Expert: Enrollee surge not a surprise
A million Medicaid enrollees in a state that's doing well economically doesn't totally surprise Sharon Lassar, a professor in the business school at the University of Denver.
"We're fortunate in that we have a larger share of the higher paying jobs than many of the other states, but we still do have a substantial subset of the population that's struggling," Lassar says.
Clinica Family Health Services runs community health centers in south Boulder, Broomfield and west Adams counties, delivering primary care services to more than 40,000 people. Before the expansion of Medicaid, roughly 42 percent of Clinica's customers were on Medicaid. Now, that figure is about 60 percent.
Many of Clinica's new patients, who were uninsured before, received primary care at Clinica's health centers, said Dr. Justin Wheeler, vice president of clinical services, "but they were going without the additional services," like tests.
“Having it available now without regard to your disability status or your age, but truly just your income, means a whole new set of Coloradans have access to the basic health care that they need,” says Polly Anderson with the Colorado Community Health Network.
She says it also means new jobs in what are mostly low-income communities. “Spending in Medicaid is economic development," says Anderson. "It’s absolutely a great thing.”
Republican: "It's alarming"
But not everyone sees it that way.
“It’s alarming. That would be my word for it,” says Rep. Lois Landgraf, a Republican state lawmaker from southern El Paso County.
“I’m not against people having health care at all," says Landgraf. "People should be taken care of. That’s not in question. It’s paying for it.”
Wheeler acknowleges 1 million is a large figure, saying "it's alarming that a million Coloradans have not had access to affordable healthcare until this opportunity."
But Wheeler calls it "exciting," as the healthcare system ramps up to help more and more people. "We have an incredible opportunity to demonstrate the power of primary care, the power of preventative care," says Wheeler.
With the expansion, the number of new Colorado Medicaid patients jumped by almost a quarter of million people just this year. For now, the federal government is paying 100 percent of that expansion, a figure set to be reduced to 90 percent by 2020.
Rep. Landgraf worries about shortages of doctors and facilities. She's already heard stories of long waits from her daughter who is a physician's assistant in a Denver hospital.

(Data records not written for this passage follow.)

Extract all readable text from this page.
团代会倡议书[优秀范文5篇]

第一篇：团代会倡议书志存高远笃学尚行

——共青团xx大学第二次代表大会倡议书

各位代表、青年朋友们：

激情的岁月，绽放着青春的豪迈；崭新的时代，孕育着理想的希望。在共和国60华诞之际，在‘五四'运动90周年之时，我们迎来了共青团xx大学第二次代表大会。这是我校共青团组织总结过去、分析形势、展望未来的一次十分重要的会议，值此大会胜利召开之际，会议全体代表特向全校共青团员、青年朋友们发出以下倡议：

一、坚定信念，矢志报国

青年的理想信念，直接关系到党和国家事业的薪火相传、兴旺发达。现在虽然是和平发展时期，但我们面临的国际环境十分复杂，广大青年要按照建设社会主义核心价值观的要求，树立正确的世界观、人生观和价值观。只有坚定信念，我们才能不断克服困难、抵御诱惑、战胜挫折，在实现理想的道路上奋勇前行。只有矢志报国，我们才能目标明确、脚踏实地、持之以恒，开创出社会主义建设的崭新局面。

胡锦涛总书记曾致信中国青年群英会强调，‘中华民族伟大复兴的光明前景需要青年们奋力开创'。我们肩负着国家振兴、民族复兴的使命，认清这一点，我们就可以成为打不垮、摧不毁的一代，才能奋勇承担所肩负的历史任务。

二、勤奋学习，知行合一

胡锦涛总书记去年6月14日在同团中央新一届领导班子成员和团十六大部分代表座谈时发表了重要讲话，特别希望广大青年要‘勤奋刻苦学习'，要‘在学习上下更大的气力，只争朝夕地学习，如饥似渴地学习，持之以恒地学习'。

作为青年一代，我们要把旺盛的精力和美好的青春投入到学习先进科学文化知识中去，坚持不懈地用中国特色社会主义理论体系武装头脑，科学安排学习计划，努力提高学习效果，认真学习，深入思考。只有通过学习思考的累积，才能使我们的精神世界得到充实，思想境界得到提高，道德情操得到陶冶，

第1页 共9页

“We have more people in this system who needed it, and they did need it, but we don’t have the system in place to take care of those people,” says Rep. Landgraf.
She’s also worried about the growing bite Medicaid takes out state coffers. “The money is not expanding to keep pace with the needs,” Rep. Landgraf says.
Serving Colorado's Medicaid population now costs nearly $8 billion a year. For now, the federal government does cover more than half that cost. Medicaid now represents a quarter of the state's general fund budget. A decade and a half ago, that figure was 19 percent.
Tom Massey, deputy executive director of the state Department of Health Care Policy and Financing, argues with more people covered by Medicaid, fewer end up in hospital ERs.
"This is going to be a good thing," says Massey. "It's going to save the state money over time. It's going to get people into appropropriate venues for treatment. We're pleased with it."
A recent Colorado Hospital Association study shows hospitals, in states that chose to expand Medicaid, report a sharp drop in the number of uninsured patients. As a result, hospitals are saving millions on charity care. Those are the costs to cover people who can’t or don’t pay.
A Gallup survey finds under Obamacare, Colorado ranked fifth for the largest decrease in its rate of residents without health insurance. The state saw a 6 percent decline. Many of those people joined Medicaid, which helps explain how Colorado hit the Medicaid million mark.